Ähnlich wie zuvor schon in Brazil stellt das musikalische Leitmotiv einen eigenartigen Kontrast zu den gezeigten Bildern her. Während die Kamera in seltsamen Weitwinkelaufnahmen eine düstere, und im Gegensatz zur sterilen Weltraum-SF ungewöhnlich verlebte Kulisse einfängt, ertönt in der Ferne argentinischer Tango, wie ein Versprechen an eine ferne, bessere Welt voller Leben. Im Gegensatz dazu steht die Bedrohung durch das vermeintliche oder tatsächliche Virus. Ästhetisch spiegelt sich hier wider, was auf der inhaltlichen Ebene durch die bewusste Komplizierung der Handlung in den Hintergrund gerückt wird. Freiheit ist eines der zentralen Themen in Dystopien und meistens macht sie sich darin gerade durch ihre Abwesenheit bemerkbar. James Cole beginnt (bzw. endet) als Gefangener der Wissenschaftler, setzt seine Mission als Gefangener in der Psychiatrie fort, wird schließlich (wie auch das Publikum) zum Opfer seiner selektiven Wahrnehmung und muss feststellen, dass sein ganzes Leben einer Zeitschleife gefolgt ist. Die fantastische Idee, durch Zeitreisen in die Vergangenheit auch die Gegenwart effektiv ändern zu können, wird in ein Paradoxon überführt, in dem Ursache und Wirkung nicht mehr zu trennen sind.

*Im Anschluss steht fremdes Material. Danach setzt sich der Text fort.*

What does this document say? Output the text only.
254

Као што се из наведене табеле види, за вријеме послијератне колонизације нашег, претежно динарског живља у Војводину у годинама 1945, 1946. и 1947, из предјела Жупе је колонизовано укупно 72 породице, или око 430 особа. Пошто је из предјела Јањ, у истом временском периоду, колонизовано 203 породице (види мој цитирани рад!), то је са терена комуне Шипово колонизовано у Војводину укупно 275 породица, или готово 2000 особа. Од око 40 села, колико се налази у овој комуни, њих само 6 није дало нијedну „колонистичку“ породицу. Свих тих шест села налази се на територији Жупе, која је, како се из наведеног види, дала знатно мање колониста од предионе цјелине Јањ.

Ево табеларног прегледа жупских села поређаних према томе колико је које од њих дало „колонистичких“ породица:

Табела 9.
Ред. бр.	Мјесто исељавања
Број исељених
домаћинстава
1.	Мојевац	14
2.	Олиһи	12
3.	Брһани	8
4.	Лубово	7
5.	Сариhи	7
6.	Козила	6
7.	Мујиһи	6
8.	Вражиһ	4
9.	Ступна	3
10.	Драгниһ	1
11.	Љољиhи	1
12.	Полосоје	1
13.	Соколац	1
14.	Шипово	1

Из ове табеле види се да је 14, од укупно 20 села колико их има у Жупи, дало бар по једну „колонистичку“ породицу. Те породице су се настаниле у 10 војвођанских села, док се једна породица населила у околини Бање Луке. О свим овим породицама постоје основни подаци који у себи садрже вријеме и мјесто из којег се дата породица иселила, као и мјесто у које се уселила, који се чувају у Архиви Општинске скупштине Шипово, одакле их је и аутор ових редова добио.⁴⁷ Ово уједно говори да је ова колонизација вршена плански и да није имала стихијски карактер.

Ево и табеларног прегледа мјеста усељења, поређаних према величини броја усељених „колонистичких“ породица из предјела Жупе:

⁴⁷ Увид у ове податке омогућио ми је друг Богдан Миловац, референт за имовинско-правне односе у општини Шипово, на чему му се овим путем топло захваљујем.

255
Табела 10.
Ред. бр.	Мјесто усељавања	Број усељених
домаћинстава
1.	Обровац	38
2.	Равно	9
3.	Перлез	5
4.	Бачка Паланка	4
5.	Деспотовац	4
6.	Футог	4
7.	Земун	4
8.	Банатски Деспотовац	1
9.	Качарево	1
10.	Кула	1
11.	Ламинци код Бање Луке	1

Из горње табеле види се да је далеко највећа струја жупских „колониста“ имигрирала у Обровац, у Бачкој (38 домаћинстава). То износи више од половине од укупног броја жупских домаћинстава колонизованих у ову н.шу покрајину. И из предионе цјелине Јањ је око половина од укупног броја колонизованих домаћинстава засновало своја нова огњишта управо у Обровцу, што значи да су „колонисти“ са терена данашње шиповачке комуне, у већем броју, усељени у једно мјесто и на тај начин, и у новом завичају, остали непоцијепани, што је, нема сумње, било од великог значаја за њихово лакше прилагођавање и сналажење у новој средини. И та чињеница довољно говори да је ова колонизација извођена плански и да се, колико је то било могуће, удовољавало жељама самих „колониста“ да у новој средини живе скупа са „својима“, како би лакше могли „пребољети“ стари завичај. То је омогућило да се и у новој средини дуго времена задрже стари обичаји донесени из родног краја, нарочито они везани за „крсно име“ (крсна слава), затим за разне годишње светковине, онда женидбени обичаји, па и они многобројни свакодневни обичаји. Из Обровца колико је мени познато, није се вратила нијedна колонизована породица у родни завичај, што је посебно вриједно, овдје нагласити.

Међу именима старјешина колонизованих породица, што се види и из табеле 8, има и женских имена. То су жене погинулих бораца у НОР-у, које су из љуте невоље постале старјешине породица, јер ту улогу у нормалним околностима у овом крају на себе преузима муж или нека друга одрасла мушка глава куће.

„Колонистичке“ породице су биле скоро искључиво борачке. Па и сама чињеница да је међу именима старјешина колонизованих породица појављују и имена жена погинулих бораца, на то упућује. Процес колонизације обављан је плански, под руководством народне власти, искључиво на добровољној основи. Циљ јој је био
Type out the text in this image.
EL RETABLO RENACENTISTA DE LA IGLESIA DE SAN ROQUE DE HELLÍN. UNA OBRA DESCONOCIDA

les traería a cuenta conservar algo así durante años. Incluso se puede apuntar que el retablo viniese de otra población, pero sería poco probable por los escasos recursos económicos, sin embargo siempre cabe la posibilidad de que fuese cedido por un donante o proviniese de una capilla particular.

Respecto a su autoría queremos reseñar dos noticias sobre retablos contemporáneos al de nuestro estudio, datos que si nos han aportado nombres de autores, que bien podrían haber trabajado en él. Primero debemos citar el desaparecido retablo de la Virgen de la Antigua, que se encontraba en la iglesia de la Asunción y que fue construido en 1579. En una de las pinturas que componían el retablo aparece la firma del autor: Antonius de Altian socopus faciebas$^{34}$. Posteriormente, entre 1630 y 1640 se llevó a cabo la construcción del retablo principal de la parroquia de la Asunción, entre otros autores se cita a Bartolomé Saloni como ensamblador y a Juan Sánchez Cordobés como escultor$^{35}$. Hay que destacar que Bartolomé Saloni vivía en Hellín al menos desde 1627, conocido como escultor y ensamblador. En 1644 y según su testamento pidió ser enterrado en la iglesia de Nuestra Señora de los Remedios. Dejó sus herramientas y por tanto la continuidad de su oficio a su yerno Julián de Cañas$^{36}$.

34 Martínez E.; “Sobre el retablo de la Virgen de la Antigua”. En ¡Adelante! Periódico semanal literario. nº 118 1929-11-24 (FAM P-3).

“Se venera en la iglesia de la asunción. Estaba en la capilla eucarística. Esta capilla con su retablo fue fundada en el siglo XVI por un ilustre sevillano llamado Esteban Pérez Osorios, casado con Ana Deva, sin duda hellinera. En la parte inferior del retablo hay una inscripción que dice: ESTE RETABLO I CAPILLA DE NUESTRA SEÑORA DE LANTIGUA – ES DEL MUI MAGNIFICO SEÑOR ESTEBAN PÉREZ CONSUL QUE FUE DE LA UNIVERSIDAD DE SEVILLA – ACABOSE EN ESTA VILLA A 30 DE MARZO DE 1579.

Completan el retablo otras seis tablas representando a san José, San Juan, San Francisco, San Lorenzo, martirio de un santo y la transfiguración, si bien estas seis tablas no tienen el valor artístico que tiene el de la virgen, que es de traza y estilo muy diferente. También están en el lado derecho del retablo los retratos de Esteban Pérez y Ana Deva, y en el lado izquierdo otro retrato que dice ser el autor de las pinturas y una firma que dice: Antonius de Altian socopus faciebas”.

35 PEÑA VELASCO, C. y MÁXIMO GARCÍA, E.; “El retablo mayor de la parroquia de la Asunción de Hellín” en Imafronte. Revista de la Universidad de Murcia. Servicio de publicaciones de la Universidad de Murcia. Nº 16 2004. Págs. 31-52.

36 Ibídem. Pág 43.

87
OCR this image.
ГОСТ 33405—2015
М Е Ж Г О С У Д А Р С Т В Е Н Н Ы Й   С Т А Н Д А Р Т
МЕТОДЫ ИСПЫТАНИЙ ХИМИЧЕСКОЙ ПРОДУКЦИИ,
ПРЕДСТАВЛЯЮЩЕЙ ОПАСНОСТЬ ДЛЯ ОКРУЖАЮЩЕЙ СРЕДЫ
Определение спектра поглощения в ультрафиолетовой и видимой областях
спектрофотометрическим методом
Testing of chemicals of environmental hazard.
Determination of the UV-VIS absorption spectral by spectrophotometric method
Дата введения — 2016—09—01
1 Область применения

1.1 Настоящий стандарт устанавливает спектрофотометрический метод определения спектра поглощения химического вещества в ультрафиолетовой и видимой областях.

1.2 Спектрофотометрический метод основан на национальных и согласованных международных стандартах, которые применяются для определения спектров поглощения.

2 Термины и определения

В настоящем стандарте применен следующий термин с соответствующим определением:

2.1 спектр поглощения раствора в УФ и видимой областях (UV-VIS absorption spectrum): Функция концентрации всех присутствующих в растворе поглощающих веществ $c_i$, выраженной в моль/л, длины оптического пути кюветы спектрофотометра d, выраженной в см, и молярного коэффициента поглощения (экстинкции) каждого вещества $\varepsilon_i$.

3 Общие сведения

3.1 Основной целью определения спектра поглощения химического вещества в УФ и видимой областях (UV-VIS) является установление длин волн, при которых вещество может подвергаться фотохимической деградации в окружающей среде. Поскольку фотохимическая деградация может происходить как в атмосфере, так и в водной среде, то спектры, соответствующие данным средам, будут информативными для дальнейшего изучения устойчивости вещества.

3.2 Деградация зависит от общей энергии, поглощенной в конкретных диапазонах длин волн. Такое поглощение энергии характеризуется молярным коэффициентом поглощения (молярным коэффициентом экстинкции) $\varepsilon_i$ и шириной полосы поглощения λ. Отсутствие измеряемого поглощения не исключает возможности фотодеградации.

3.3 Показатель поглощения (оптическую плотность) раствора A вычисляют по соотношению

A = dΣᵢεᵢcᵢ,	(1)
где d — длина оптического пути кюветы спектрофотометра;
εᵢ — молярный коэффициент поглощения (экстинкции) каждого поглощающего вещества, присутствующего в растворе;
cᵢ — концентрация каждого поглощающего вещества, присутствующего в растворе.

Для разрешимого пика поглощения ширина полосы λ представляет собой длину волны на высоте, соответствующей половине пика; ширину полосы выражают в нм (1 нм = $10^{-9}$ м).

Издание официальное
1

Während frühe utopische Romane oft tatsächlich an (nahezu) unerreichbaren Orten spielten (altgriech. Οὐ = „nicht“ + τόπος = „Ort, Stelle“, → „Nicht-Ort“ ), haben sich die Szenarien mit der zunehmenden Entdeckung der Welt immer mehr von der Ort- auf die Zeitebene verschoben, sind also eigentlich U-chronien oder im Negativfall Dys-chronien. Die Dyschronie handelt also eigentlich von „schlechten Zeiten“ und so wie etwa Orwells 1984 daran arbeitet, die Vergangenheit fortlaufend der Gegenwart anzupassen, fallen Vergangenheit, Gegenwart und Zukunft in 12 monkeys in einer endlosen Zeitschleife zusammen. Gilliams Dystopie erweist sich damit als totale Dyschronie, aus der es keinen Ausweg gibt. Auch das Zeitschleifenparadoxon soll am Ende die Zuschauer davon ablenken, dass 12 monkeys kein Zeitreisefilm im eigentlichen Sinne ist, sondern es Gilliam vielmehr gelungen ist, die räumliche Ausweglosigkeit klassischer Dystopien in eine zeitliche zu übersetzen. Statt die Zeit jedoch einfach still stehen zu lassen (ein Versuch, an dem Imperien letzten Endes immer zugrunde gehen) faltet Gilliam den Zeitstrahl zum Möbiusband – ein gelungener Griff in die Science- Fiction-Trickkiste, auf den Sophokles wohl neidisch wäre.